The main character of Life After Life is Joanna, a middle-aged woman who has returned to her hometown after years of rootlessness and a few failed marriages. She performs volunteer hospice services at Pine Haven, and is a regular visitor to those who aren’t dying, as well. While waiting for death with residents who are approaching the end of their lives, Joanna takes notes during their final hours – creating short biographies of the dead, detailing what they remember and think of when nearing death. Other characters include 85-year-old Sadie Randolph – beloved by all at Pine Haven –who creates photo collages picturing residents’ dreams and desires, and Rachel Silverman –a new resident –who fled her Massachusetts life to retire in the South, chasing a secret memory from her younger days. Then there’s C.J. – the tattooed young manicurist and troubled single mother who rooms with Joanna and is just starting to make a life for herself and little Kurt – and twelve-year-old Abby, whose parents fight every night when they think she’s asleep and who prefers visiting Pine Haven to dealing with other girls her own age. There are nasty characters, too, and bad things happen. Life After Life definitely has a dark streak running through it.
Here’s an excerpt from a piece written by the author about how she came to write Life After Life. The complete piece is on the Southern Indie Booksellers’ Web site, Authors Around the South.
I have always loved composite pieces, each character introduced like an instrument, voices blending until there is a communal symphony of a particular place. I greatly admire the novel The Heart Is a Lonely Hunter for this reason, and for the way McCullers managed to highlight every walk of society and longing. In the same way, I have long been inspired by Thornton Wilder’s Our Town, especially its use of time and the way it gave voice to the dead. That’s all that there is.
I am very interested in that fine line between fiction and reality and between comedy and tragedy—and pushing the line as much as possible. In this novel, I was also interested in pushing the line between life and death in hopes of finding that split moment when the reader is aware of both places—what those left on earth are recalling and what the one leaving is thinking, that brief spark of connection and recognition before the paths continue in different directions.
This novel is a love song to memory and life. [to read the entire piece, click here.]

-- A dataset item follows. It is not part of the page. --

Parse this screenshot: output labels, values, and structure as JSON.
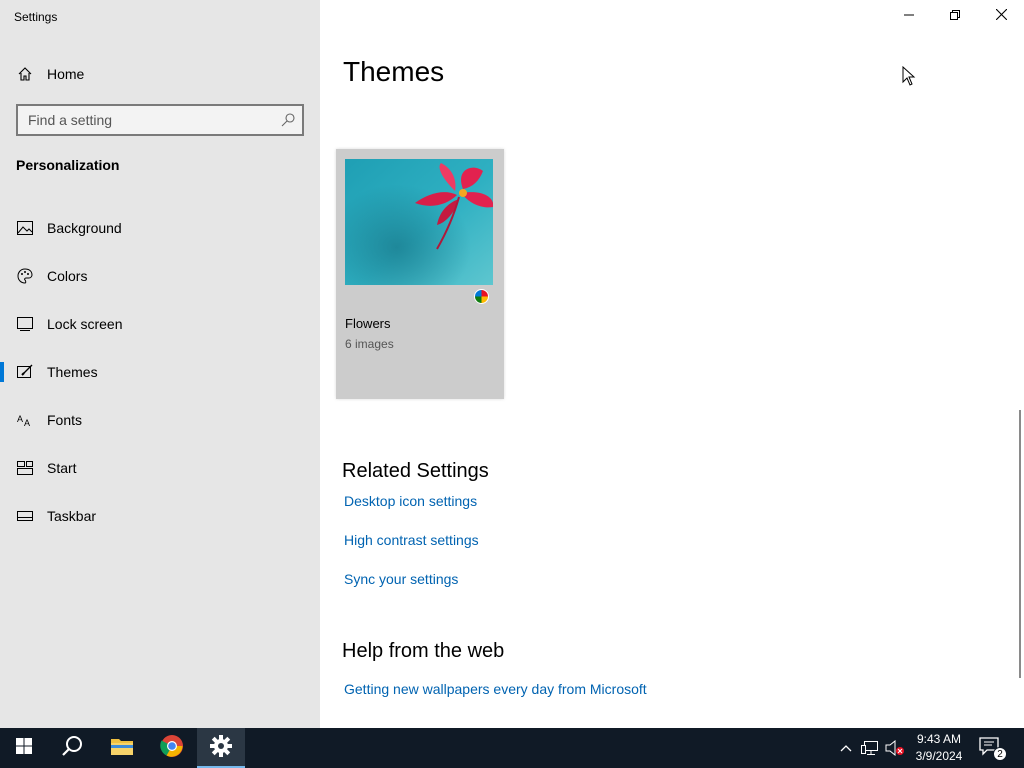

If you like the sweetly sardonic comedy and poignancy in movies about old people who aren’t ready for rocking chairs like Quartet and The Best Exotic Marigold Hotel, or the quirky characters in novels like Walking across Egypt by Clyde Edgerton or Hilma Wolitzer’s An Available Man, you’ll probably like the bittersweet humor of Life After Life. Although more literary in tone than the Miss Julia books by Ann B. Ross or Fannie Flagg’s novels, Life After Life shares their spirited theme of living a meaningful life as long as possible.
Life After Life
McCorkle, Jill
Algonquin Books (Shannon Ravenel)
Mar. 26, 2013978-1565122550
342 pp.
$24.95, U.S.
Disclosure: I received an advance e-galley of this book from the publisher through NetGalley.